19(1)In any case where—
(a)an application has been made under paragraph 15 above with respect to an account period of an offshore fund and that application has not been finally determined; or
(b)paragraph (a) above does not apply but notice has been given under paragraph 18(1) above in respect of an account period of an offshore fund and the Board have not yet given notice of their decision as to certification under paragraph 18(4) above;
any person who has been assessed to tax and considers that, if the offshore fund were to be certified as a distributing fund in respect of the account period in question, he would be overcharged to tax by the assessment may, by notice given to the inspector within 30 days after the date of the issue of the notice of assessment, apply to the General Commissioners for a determination of the amount of tax the payment of which should be postponed pending the determination of the question whether the fund should be so certified.
(2)A notice of application under sub-paragraph (1) above shall state the amount in which the applicant believes that he is over-charged to tax and his grounds for that belief.
(3)Subsections (3A) onwards of section 55 of the Management Act (recovery of tax not postponed) shall apply with any necessary modifications in relation to an application under sub-paragraph (1) above as if it were an application under subsection (3) of that section and as if the determination of the question as to certification (whether by the Board or on appeal) were the determination of an appeal.

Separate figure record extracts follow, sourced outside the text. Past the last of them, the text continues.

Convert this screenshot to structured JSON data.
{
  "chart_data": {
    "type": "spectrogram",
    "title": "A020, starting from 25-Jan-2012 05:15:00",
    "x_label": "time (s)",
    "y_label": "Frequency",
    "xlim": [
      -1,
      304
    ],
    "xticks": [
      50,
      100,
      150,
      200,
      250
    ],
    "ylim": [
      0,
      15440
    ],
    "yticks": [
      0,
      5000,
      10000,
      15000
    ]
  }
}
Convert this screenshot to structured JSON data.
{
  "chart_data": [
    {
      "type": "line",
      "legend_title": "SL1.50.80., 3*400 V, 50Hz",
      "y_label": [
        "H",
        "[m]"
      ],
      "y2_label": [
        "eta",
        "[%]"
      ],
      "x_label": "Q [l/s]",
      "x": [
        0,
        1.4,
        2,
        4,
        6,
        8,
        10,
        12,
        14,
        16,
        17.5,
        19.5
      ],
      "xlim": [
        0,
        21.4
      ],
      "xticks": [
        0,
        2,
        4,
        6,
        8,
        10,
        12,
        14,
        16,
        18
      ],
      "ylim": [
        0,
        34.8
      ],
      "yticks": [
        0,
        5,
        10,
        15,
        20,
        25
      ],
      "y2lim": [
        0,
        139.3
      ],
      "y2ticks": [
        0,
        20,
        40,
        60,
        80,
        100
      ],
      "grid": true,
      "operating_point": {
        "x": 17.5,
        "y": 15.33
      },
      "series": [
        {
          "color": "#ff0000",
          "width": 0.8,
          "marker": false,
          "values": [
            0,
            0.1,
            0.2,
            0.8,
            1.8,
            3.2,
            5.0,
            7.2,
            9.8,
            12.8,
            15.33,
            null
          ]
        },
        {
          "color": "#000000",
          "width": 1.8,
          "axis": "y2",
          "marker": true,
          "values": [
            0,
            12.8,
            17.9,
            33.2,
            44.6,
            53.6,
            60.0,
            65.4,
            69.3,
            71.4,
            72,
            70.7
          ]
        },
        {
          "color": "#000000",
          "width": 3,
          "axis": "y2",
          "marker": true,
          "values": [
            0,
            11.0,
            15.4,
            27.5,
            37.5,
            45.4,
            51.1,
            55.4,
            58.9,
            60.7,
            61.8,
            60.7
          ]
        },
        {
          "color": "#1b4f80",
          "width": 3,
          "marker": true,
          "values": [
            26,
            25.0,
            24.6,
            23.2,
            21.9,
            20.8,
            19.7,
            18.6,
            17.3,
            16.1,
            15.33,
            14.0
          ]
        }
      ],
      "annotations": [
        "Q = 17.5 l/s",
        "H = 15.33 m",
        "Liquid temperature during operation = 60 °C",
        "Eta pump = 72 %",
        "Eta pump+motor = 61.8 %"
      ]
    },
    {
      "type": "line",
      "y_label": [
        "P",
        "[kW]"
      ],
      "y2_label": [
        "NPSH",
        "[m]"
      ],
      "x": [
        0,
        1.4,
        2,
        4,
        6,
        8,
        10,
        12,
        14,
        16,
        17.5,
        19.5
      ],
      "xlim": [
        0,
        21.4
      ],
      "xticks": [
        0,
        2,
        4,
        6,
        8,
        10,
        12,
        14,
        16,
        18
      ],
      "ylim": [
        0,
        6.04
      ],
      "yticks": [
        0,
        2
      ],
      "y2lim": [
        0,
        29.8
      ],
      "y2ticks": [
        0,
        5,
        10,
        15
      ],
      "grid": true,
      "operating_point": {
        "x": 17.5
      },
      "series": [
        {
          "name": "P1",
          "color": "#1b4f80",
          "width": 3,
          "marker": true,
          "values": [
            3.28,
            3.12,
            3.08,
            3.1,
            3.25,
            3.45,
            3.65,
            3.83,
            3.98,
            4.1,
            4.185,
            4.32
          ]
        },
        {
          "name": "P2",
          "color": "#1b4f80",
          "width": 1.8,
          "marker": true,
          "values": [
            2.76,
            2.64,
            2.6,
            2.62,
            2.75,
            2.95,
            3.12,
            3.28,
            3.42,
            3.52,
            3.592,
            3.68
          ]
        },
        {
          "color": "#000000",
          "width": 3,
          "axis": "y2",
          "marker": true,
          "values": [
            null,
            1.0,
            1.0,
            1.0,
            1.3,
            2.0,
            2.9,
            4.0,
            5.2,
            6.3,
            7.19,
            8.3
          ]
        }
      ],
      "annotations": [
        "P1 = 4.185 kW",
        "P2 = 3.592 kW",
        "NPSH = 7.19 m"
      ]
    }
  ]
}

20No obligation as to secrecy imposed by statute or otherwise shall preclude the Board or an inspector from disclosing to any person appearing to have an interest in the matter—
(a)any determination of the Board or (on appeal) the Special Commissioners whether an offshore fund should or should not be certified as a distributing fund in respect of any account period; or
(b)the content and effect of any notice given by the Board under paragraph 15(4) above.